FDA approved an updated version of MarginProbe, a medical device that enables real-time detection of cancer at the surface of excised tissue specimens during breast-conserving cancer surgery. MarginProbe is developed by Dune Medical Devices.
FDA approved Opdivo (nivolumab) injection for the treatment of patients with unresectable or metastatic melanoma and disease progression following Yervoy (ipilimumab) and, if BRAF V600 mutation positive, a BRAF inhibitor.
Polaris Group's lead product candidate, ADI-PEG 20 (pegylated arginine deiminase), received orphan drug designations for the treatment of malignant pleural mesothelioma in the U.S. and the European Union.
Amgen and Kite Pharma entered into a strategic research collaboration and license agreement to develop and commercialize novel Chimeric Antigen Receptor T cell immunotherapies based on Kite's engineered autologous cell therapy platform and Amgen's array of cancer targets.
Taiho Oncology Inc., a subsidiary of Taiho Pharmaceutical Co. Ltd., completed its rolling New Drug Application submission to FDA for TAS-102 (trifluridine and tipiracil hydrochloride). TAS-102 is an oral combination anticancer drug under investigation for the treatment of refractory metastatic colorectal cancer.

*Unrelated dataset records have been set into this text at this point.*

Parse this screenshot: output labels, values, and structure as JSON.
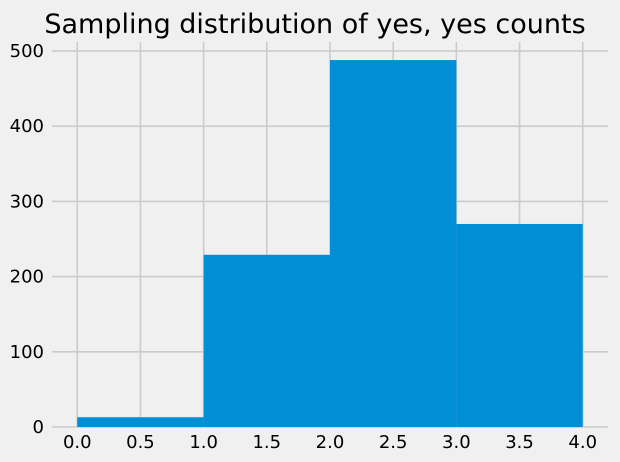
{
  "chart_data": {
    "type": "bar",
    "title": "Sampling distribution of yes, yes counts",
    "xlabel": "",
    "ylabel": "",
    "bins": [
      {
        "x0": 0,
        "x1": 1,
        "value": 13
      },
      {
        "x0": 1,
        "x1": 2,
        "value": 229
      },
      {
        "x0": 2,
        "x1": 3,
        "value": 488
      },
      {
        "x0": 3,
        "x1": 4,
        "value": 270
      }
    ],
    "xlim": [
      -0.2,
      4.2
    ],
    "ylim": [
      0,
      512
    ],
    "xticks": [
      0.0,
      0.5,
      1.0,
      1.5,
      2.0,
      2.5,
      3.0,
      3.5,
      4.0
    ],
    "xtick_labels": [
      "0.0",
      "0.5",
      "1.0",
      "1.5",
      "2.0",
      "2.5",
      "3.0",
      "3.5",
      "4.0"
    ],
    "yticks": [
      0,
      100,
      200,
      300,
      400,
      500
    ],
    "ytick_labels": [
      "0",
      "100",
      "200",
      "300",
      "400",
      "500"
    ],
    "grid": true,
    "legend": "none"
  },
  "colors": {
    "background": "#f0f0f0",
    "grid": "#cbcbcb",
    "bar": "#008fd5"
  }
}
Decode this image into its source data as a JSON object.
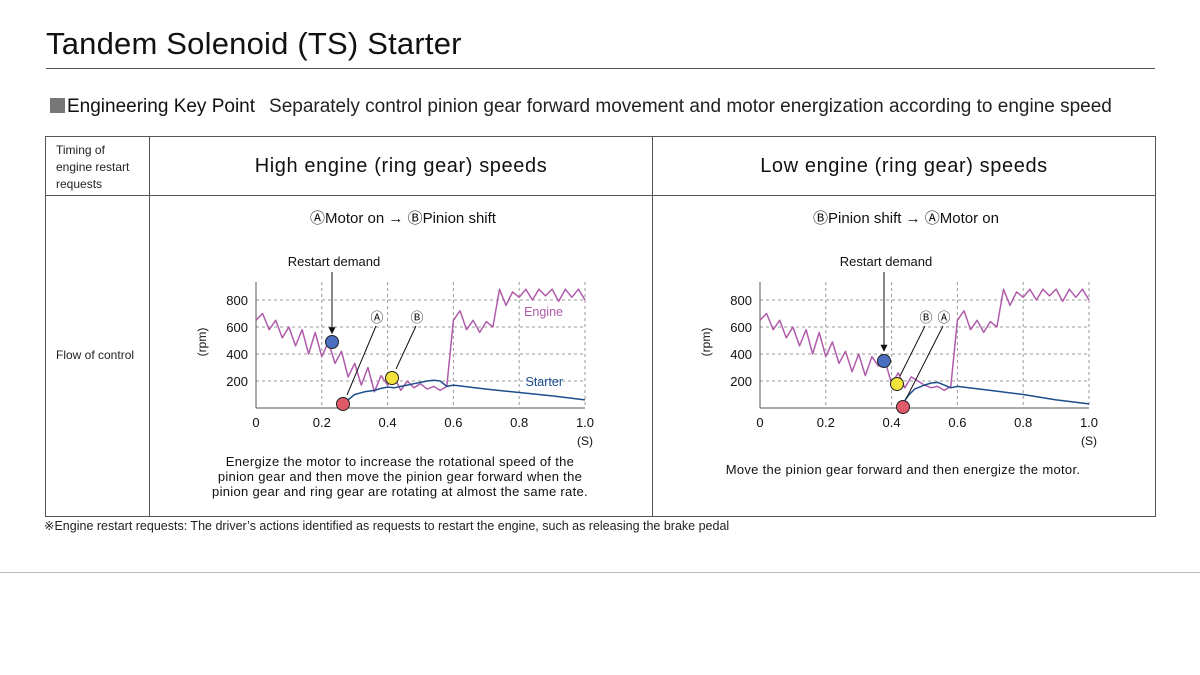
{
  "title": "Tandem Solenoid (TS) Starter",
  "key_point": {
    "heading": "Engineering Key Point",
    "text": "Separately control pinion gear forward movement and motor energization according to engine speed"
  },
  "table": {
    "row1_label_lines": [
      "Timing of",
      "engine restart",
      "requests"
    ],
    "row2_label": "Flow of control",
    "columns": [
      {
        "heading": "High engine (ring gear) speeds",
        "sequence": "ⒶMotor on → ⒷPinion shift",
        "description_lines": [
          "Energize the motor to increase the rotational speed of the",
          "pinion gear and then move the pinion gear forward when the",
          "pinion gear and ring gear are rotating at almost the same rate."
        ]
      },
      {
        "heading": "Low engine (ring gear) speeds",
        "sequence": "ⒷPinion shift → ⒶMotor on",
        "description_lines": [
          "Move the pinion gear forward and then energize the motor."
        ]
      }
    ]
  },
  "footnote": "※Engine restart requests: The driver’s actions identified as requests to restart the engine, such as releasing the brake pedal",
  "colors": {
    "engine": "#b05cab",
    "starter": "#1c4e8c",
    "grid": "#9a9a9a",
    "marker_restart": "#4a6fc0",
    "marker_motor": "#e05a6a",
    "marker_pinion": "#f2e43c"
  },
  "chart_data": [
    {
      "type": "line",
      "title": "",
      "xlabel": "(S)",
      "ylabel": "(rpm)",
      "xlim": [
        0,
        1.0
      ],
      "ylim": [
        0,
        900
      ],
      "x_ticks": [
        "0",
        "0.2",
        "0.4",
        "0.6",
        "0.8",
        "1.0"
      ],
      "y_ticks": [
        "200",
        "400",
        "600",
        "800"
      ],
      "grid": true,
      "series": [
        {
          "name": "Engine",
          "x": [
            0,
            0.02,
            0.04,
            0.06,
            0.08,
            0.1,
            0.12,
            0.14,
            0.16,
            0.18,
            0.2,
            0.22,
            0.24,
            0.26,
            0.28,
            0.3,
            0.32,
            0.34,
            0.36,
            0.38,
            0.4,
            0.42,
            0.44,
            0.46,
            0.48,
            0.5,
            0.52,
            0.54,
            0.56,
            0.58,
            0.6,
            0.62,
            0.64,
            0.66,
            0.68,
            0.7,
            0.72,
            0.74,
            0.76,
            0.78,
            0.8,
            0.82,
            0.84,
            0.86,
            0.88,
            0.9,
            0.92,
            0.94,
            0.96,
            0.98,
            1.0
          ],
          "values": [
            650,
            700,
            580,
            650,
            520,
            600,
            460,
            580,
            400,
            560,
            380,
            490,
            330,
            420,
            230,
            330,
            170,
            300,
            120,
            240,
            170,
            230,
            130,
            200,
            150,
            180,
            140,
            160,
            130,
            160,
            650,
            720,
            580,
            650,
            560,
            640,
            600,
            880,
            760,
            860,
            820,
            880,
            800,
            880,
            830,
            880,
            790,
            880,
            820,
            880,
            800
          ],
          "label": "Engine"
        },
        {
          "name": "Starter",
          "x": [
            0.27,
            0.3,
            0.33,
            0.36,
            0.38,
            0.4,
            0.42,
            0.44,
            0.46,
            0.48,
            0.5,
            0.52,
            0.54,
            0.56,
            0.58,
            0.6,
            0.7,
            0.8,
            0.9,
            1.0
          ],
          "values": [
            40,
            100,
            120,
            130,
            145,
            155,
            150,
            160,
            170,
            180,
            190,
            200,
            205,
            200,
            160,
            170,
            140,
            115,
            90,
            60
          ],
          "label": "Starter"
        }
      ],
      "annotations": [
        {
          "text": "Restart demand",
          "x": 0.23,
          "y": 480
        },
        {
          "text": "Ⓐ",
          "x": 0.27,
          "y": 40
        },
        {
          "text": "Ⓑ",
          "x": 0.41,
          "y": 200
        }
      ]
    },
    {
      "type": "line",
      "title": "",
      "xlabel": "(S)",
      "ylabel": "(rpm)",
      "xlim": [
        0,
        1.0
      ],
      "ylim": [
        0,
        900
      ],
      "x_ticks": [
        "0",
        "0.2",
        "0.4",
        "0.6",
        "0.8",
        "1.0"
      ],
      "y_ticks": [
        "200",
        "400",
        "600",
        "800"
      ],
      "grid": true,
      "series": [
        {
          "name": "Engine",
          "x": [
            0,
            0.02,
            0.04,
            0.06,
            0.08,
            0.1,
            0.12,
            0.14,
            0.16,
            0.18,
            0.2,
            0.22,
            0.24,
            0.26,
            0.28,
            0.3,
            0.32,
            0.34,
            0.36,
            0.38,
            0.4,
            0.42,
            0.44,
            0.46,
            0.48,
            0.5,
            0.52,
            0.54,
            0.56,
            0.58,
            0.6,
            0.62,
            0.64,
            0.66,
            0.68,
            0.7,
            0.72,
            0.74,
            0.76,
            0.78,
            0.8,
            0.82,
            0.84,
            0.86,
            0.88,
            0.9,
            0.92,
            0.94,
            0.96,
            0.98,
            1.0
          ],
          "values": [
            650,
            700,
            580,
            650,
            520,
            600,
            460,
            580,
            400,
            560,
            380,
            490,
            330,
            420,
            270,
            400,
            240,
            380,
            310,
            350,
            180,
            260,
            150,
            230,
            200,
            170,
            150,
            160,
            130,
            160,
            650,
            720,
            580,
            650,
            560,
            640,
            600,
            880,
            760,
            860,
            820,
            880,
            800,
            880,
            830,
            880,
            790,
            880,
            820,
            880,
            800
          ],
          "label": ""
        },
        {
          "name": "Starter",
          "x": [
            0.43,
            0.45,
            0.47,
            0.5,
            0.52,
            0.54,
            0.56,
            0.58,
            0.6,
            0.7,
            0.8,
            0.9,
            1.0
          ],
          "values": [
            20,
            90,
            140,
            170,
            185,
            190,
            170,
            150,
            160,
            130,
            100,
            60,
            30
          ],
          "label": ""
        }
      ],
      "annotations": [
        {
          "text": "Restart demand",
          "x": 0.38,
          "y": 350
        },
        {
          "text": "Ⓑ",
          "x": 0.41,
          "y": 170
        },
        {
          "text": "Ⓐ",
          "x": 0.43,
          "y": 20
        }
      ]
    }
  ]
}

FDA approved a supplemental biologics license application for Gazyva (obinutuzumab) in combination with chlorambucil chemotherapy in people with previously untreated chronic lymphocytic leukemia.
FDA granted Fast Track designation to SGX301 (synthetic hypericin) for the first-line treatment of cutaneous T-cell lymphoma.
FDA approved Lynparza (olaparib) capsules as monotherapy for the treatment of patients with deleterious or suspected deleterious germline BRCA mutated advanced ovarian cancer who have been treated with three or more prior lines of chemotherapy. FDA also approved a molecular companion diagnostic.
FDA granted accelerated approval for Blincyto (blinatumomab) for the treatment of Philadelphia chromosome-negative relapsed or refractory B-cell precursor acute lymphoblastic leukemia.